There is no lack of proposals as to how to improve our health system. Preventive policies can lower expenditures. A report published by Commonwealth Fund in December 2007 examined 15 federal policy options that have the potential to lower health spending relative to projected trends. They include policies that would use better information for health care decision-making (which I separately address in another post), promote health and enhance disease prevention, align financial incentives with quality and efficiency, and correct price signals in the market. According to the authors of the report, “combining [these] policies would capture the synergistic benefits of individual changes.” The savings could amount to $1.5 trillion in national health expenditures over 10 years, while also improving value in terms of access, quality, and health care outcome. In the U.S., substantial costs to the health system are related to care of chronic diseases, such as diabetes or heart disease. Reducing tobacco use and prevention of obesity would potentially save the system $191 billion and $283 billion respectively over 10 years. Individuals taking wellness programs and living a healthy lifestyle would help lower the rate of growth in treatment expenditure. However, resetting the price signals is a delicate task in light of the shortage in primary-care doctors and the potential shortage of general surgeons as the population grows, according to the recent AMA data. Complicating the challenge is another growing trend that the quality-of-life issues are changing younger doctors’ attitudes towards practice options (which I discussed in my post under Reform or Innovation: Common Sense Should Prevail). Under these conditions, any radical reforming approach may create more new problems than it intends to solve initially. There is no magic bullet to fully address rising costs and inefficiency in the system; every stakeholder has to play a part to improve through gradual innovation.
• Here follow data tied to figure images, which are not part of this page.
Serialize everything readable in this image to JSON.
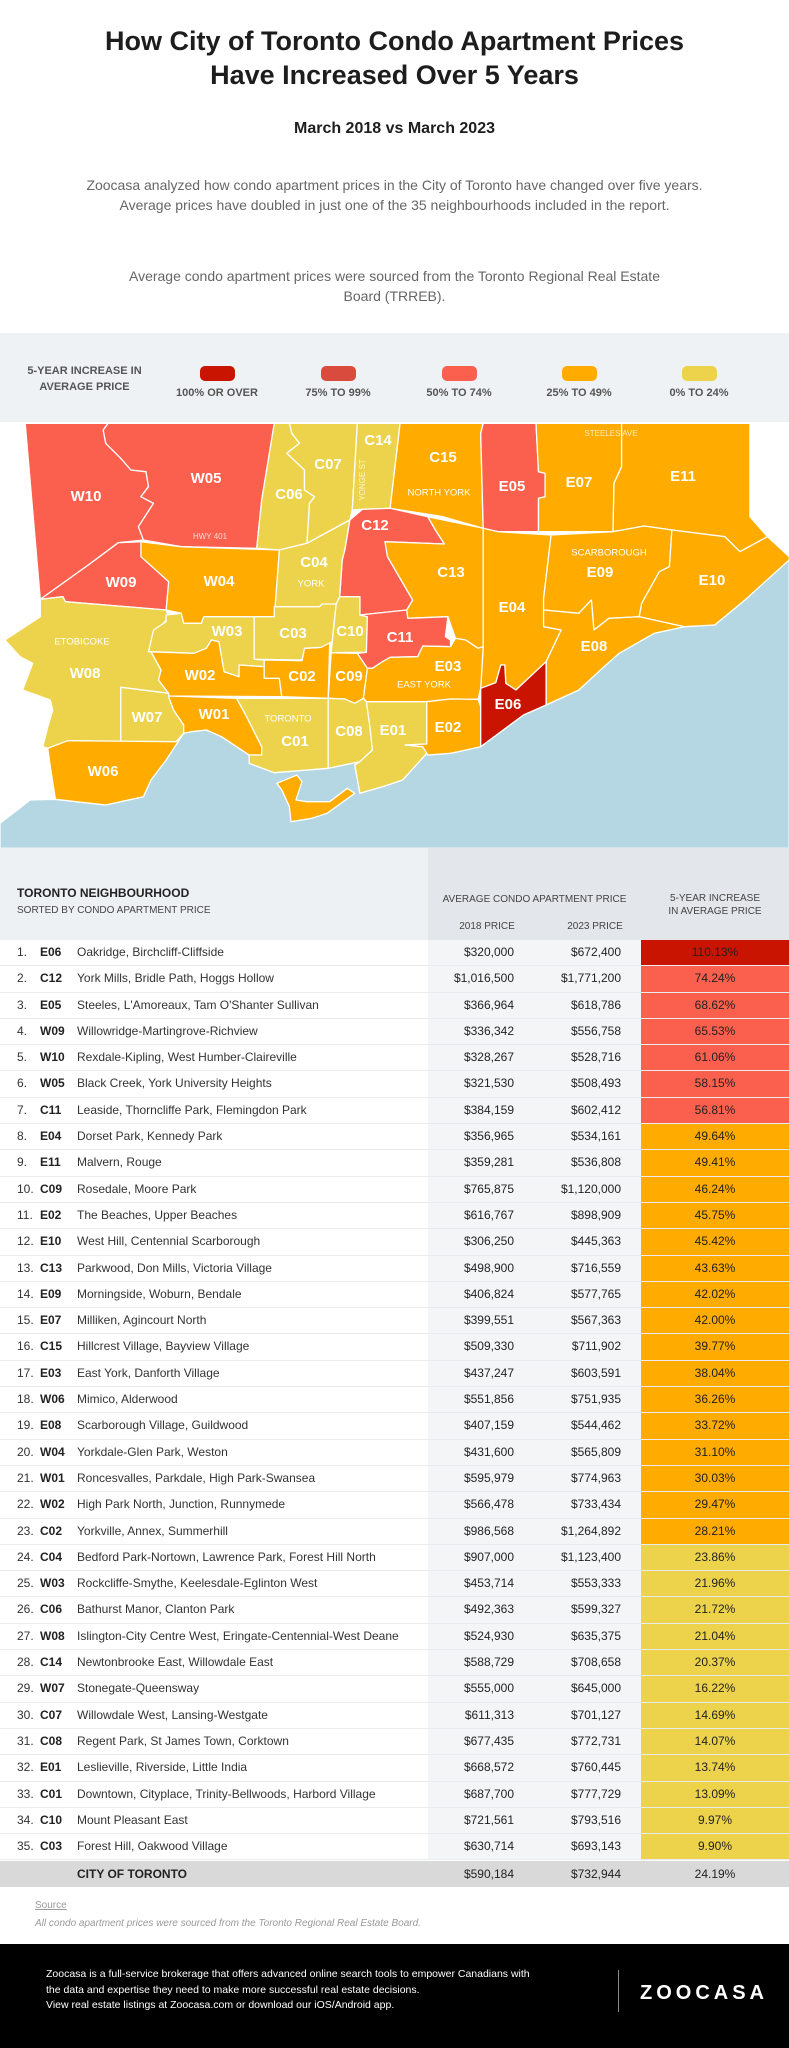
{
  "header": {
    "title_line1": "How City of Toronto Condo Apartment Prices",
    "title_line2": "Have Increased Over 5 Years",
    "subtitle": "March 2018 vs March 2023",
    "intro": "Zoocasa analyzed how condo apartment prices in the City of Toronto have changed over five years. Average prices have doubled in just one of the 35 neighbourhoods included in the report.",
    "source_note": "Average condo apartment prices were sourced from the Toronto Regional Real Estate Board (TRREB)."
  },
  "legend": {
    "title": "5-YEAR INCREASE IN AVERAGE PRICE",
    "items": [
      {
        "label": "100% OR OVER",
        "color": "#c81400"
      },
      {
        "label": "75% TO 99%",
        "color": "#d94b3c"
      },
      {
        "label": "50% TO 74%",
        "color": "#fb5f4d"
      },
      {
        "label": "25% TO 49%",
        "color": "#ffab00"
      },
      {
        "label": "0% TO 24%",
        "color": "#ecd34b"
      }
    ]
  },
  "map": {
    "water_color": "#b5d6e3",
    "areas": {
      "north_york": "NORTH YORK",
      "scarborough": "SCARBOROUGH",
      "etobicoke": "ETOBICOKE",
      "york": "YORK",
      "east_york": "EAST YORK",
      "toronto": "TORONTO"
    },
    "roads": {
      "steeles": "STEELES AVE",
      "yonge": "YONGE ST",
      "hwy401": "HWY 401"
    }
  },
  "chart_data": {
    "type": "table",
    "title": "How City of Toronto Condo Apartment Prices Have Increased Over 5 Years",
    "columns": {
      "neighbourhood": "TORONTO NEIGHBOURHOOD",
      "sorted_by": "SORTED BY CONDO APARTMENT PRICE",
      "avg_price": "AVERAGE CONDO APARTMENT PRICE",
      "y2018": "2018 PRICE",
      "y2023": "2023 PRICE",
      "increase_line1": "5-YEAR INCREASE",
      "increase_line2": "IN AVERAGE PRICE"
    },
    "rows": [
      {
        "rank": "1.",
        "code": "E06",
        "name": "Oakridge, Birchcliff-Cliffside",
        "p2018": "$320,000",
        "p2023": "$672,400",
        "pct": "110.13%"
      },
      {
        "rank": "2.",
        "code": "C12",
        "name": "York Mills, Bridle Path, Hoggs Hollow",
        "p2018": "$1,016,500",
        "p2023": "$1,771,200",
        "pct": "74.24%"
      },
      {
        "rank": "3.",
        "code": "E05",
        "name": "Steeles, L'Amoreaux, Tam O'Shanter Sullivan",
        "p2018": "$366,964",
        "p2023": "$618,786",
        "pct": "68.62%"
      },
      {
        "rank": "4.",
        "code": "W09",
        "name": "Willowridge-Martingrove-Richview",
        "p2018": "$336,342",
        "p2023": "$556,758",
        "pct": "65.53%"
      },
      {
        "rank": "5.",
        "code": "W10",
        "name": "Rexdale-Kipling, West Humber-Claireville",
        "p2018": "$328,267",
        "p2023": "$528,716",
        "pct": "61.06%"
      },
      {
        "rank": "6.",
        "code": "W05",
        "name": "Black Creek, York University Heights",
        "p2018": "$321,530",
        "p2023": "$508,493",
        "pct": "58.15%"
      },
      {
        "rank": "7.",
        "code": "C11",
        "name": "Leaside, Thorncliffe Park, Flemingdon Park",
        "p2018": "$384,159",
        "p2023": "$602,412",
        "pct": "56.81%"
      },
      {
        "rank": "8.",
        "code": "E04",
        "name": "Dorset Park, Kennedy Park",
        "p2018": "$356,965",
        "p2023": "$534,161",
        "pct": "49.64%"
      },
      {
        "rank": "9.",
        "code": "E11",
        "name": "Malvern, Rouge",
        "p2018": "$359,281",
        "p2023": "$536,808",
        "pct": "49.41%"
      },
      {
        "rank": "10.",
        "code": "C09",
        "name": "Rosedale, Moore Park",
        "p2018": "$765,875",
        "p2023": "$1,120,000",
        "pct": "46.24%"
      },
      {
        "rank": "11.",
        "code": "E02",
        "name": "The Beaches, Upper Beaches",
        "p2018": "$616,767",
        "p2023": "$898,909",
        "pct": "45.75%"
      },
      {
        "rank": "12.",
        "code": "E10",
        "name": "West Hill, Centennial Scarborough",
        "p2018": "$306,250",
        "p2023": "$445,363",
        "pct": "45.42%"
      },
      {
        "rank": "13.",
        "code": "C13",
        "name": "Parkwood, Don Mills, Victoria Village",
        "p2018": "$498,900",
        "p2023": "$716,559",
        "pct": "43.63%"
      },
      {
        "rank": "14.",
        "code": "E09",
        "name": "Morningside, Woburn, Bendale",
        "p2018": "$406,824",
        "p2023": "$577,765",
        "pct": "42.02%"
      },
      {
        "rank": "15.",
        "code": "E07",
        "name": "Milliken, Agincourt North",
        "p2018": "$399,551",
        "p2023": "$567,363",
        "pct": "42.00%"
      },
      {
        "rank": "16.",
        "code": "C15",
        "name": "Hillcrest Village, Bayview Village",
        "p2018": "$509,330",
        "p2023": "$711,902",
        "pct": "39.77%"
      },
      {
        "rank": "17.",
        "code": "E03",
        "name": "East York, Danforth Village",
        "p2018": "$437,247",
        "p2023": "$603,591",
        "pct": "38.04%"
      },
      {
        "rank": "18.",
        "code": "W06",
        "name": "Mimico, Alderwood",
        "p2018": "$551,856",
        "p2023": "$751,935",
        "pct": "36.26%"
      },
      {
        "rank": "19.",
        "code": "E08",
        "name": "Scarborough Village, Guildwood",
        "p2018": "$407,159",
        "p2023": "$544,462",
        "pct": "33.72%"
      },
      {
        "rank": "20.",
        "code": "W04",
        "name": "Yorkdale-Glen Park, Weston",
        "p2018": "$431,600",
        "p2023": "$565,809",
        "pct": "31.10%"
      },
      {
        "rank": "21.",
        "code": "W01",
        "name": "Roncesvalles, Parkdale, High Park-Swansea",
        "p2018": "$595,979",
        "p2023": "$774,963",
        "pct": "30.03%"
      },
      {
        "rank": "22.",
        "code": "W02",
        "name": "High Park North, Junction, Runnymede",
        "p2018": "$566,478",
        "p2023": "$733,434",
        "pct": "29.47%"
      },
      {
        "rank": "23.",
        "code": "C02",
        "name": "Yorkville, Annex, Summerhill",
        "p2018": "$986,568",
        "p2023": "$1,264,892",
        "pct": "28.21%"
      },
      {
        "rank": "24.",
        "code": "C04",
        "name": "Bedford Park-Nortown, Lawrence Park, Forest Hill North",
        "p2018": "$907,000",
        "p2023": "$1,123,400",
        "pct": "23.86%"
      },
      {
        "rank": "25.",
        "code": "W03",
        "name": "Rockcliffe-Smythe, Keelesdale-Eglinton West",
        "p2018": "$453,714",
        "p2023": "$553,333",
        "pct": "21.96%"
      },
      {
        "rank": "26.",
        "code": "C06",
        "name": "Bathurst Manor, Clanton Park",
        "p2018": "$492,363",
        "p2023": "$599,327",
        "pct": "21.72%"
      },
      {
        "rank": "27.",
        "code": "W08",
        "name": "Islington-City Centre West, Eringate-Centennial-West Deane",
        "p2018": "$524,930",
        "p2023": "$635,375",
        "pct": "21.04%"
      },
      {
        "rank": "28.",
        "code": "C14",
        "name": "Newtonbrooke East, Willowdale East",
        "p2018": "$588,729",
        "p2023": "$708,658",
        "pct": "20.37%"
      },
      {
        "rank": "29.",
        "code": "W07",
        "name": "Stonegate-Queensway",
        "p2018": "$555,000",
        "p2023": "$645,000",
        "pct": "16.22%"
      },
      {
        "rank": "30.",
        "code": "C07",
        "name": "Willowdale West, Lansing-Westgate",
        "p2018": "$611,313",
        "p2023": "$701,127",
        "pct": "14.69%"
      },
      {
        "rank": "31.",
        "code": "C08",
        "name": "Regent Park, St James Town, Corktown",
        "p2018": "$677,435",
        "p2023": "$772,731",
        "pct": "14.07%"
      },
      {
        "rank": "32.",
        "code": "E01",
        "name": "Leslieville, Riverside, Little India",
        "p2018": "$668,572",
        "p2023": "$760,445",
        "pct": "13.74%"
      },
      {
        "rank": "33.",
        "code": "C01",
        "name": "Downtown, Cityplace, Trinity-Bellwoods, Harbord Village",
        "p2018": "$687,700",
        "p2023": "$777,729",
        "pct": "13.09%"
      },
      {
        "rank": "34.",
        "code": "C10",
        "name": "Mount Pleasant East",
        "p2018": "$721,561",
        "p2023": "$793,516",
        "pct": "9.97%"
      },
      {
        "rank": "35.",
        "code": "C03",
        "name": "Forest Hill, Oakwood Village",
        "p2018": "$630,714",
        "p2023": "$693,143",
        "pct": "9.90%"
      }
    ],
    "total": {
      "name": "CITY OF TORONTO",
      "p2018": "$590,184",
      "p2023": "$732,944",
      "pct": "24.19%"
    }
  },
  "source": {
    "label": "Source",
    "text": "All condo apartment prices were sourced from the Toronto Regional Real Estate Board."
  },
  "footer": {
    "line1": "Zoocasa is a full-service brokerage that offers advanced online search tools to empower Canadians with",
    "line2": "the data and expertise they need to make more successful real estate decisions.",
    "line3": "View real estate listings at Zoocasa.com or download our iOS/Android app.",
    "logo": "ZOOCASA"
  }
}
After the election year rhetoric settles down, the government can build on the existing health care system. The sooner we address these challenges, the earlier we will see the benefit. Funding our long-term health care needs, by raising taxes will not . Any reform will lead to consumers directly feeling the pinch in their wallets, each time they utilize the system. Hopefully, this may lead to individuals assuming a bigger responsibility in pursuing healthy lifestyles and making choices for preventive treatment or care. Government assistance should always be the last resort for those who fall through the cracks of the system.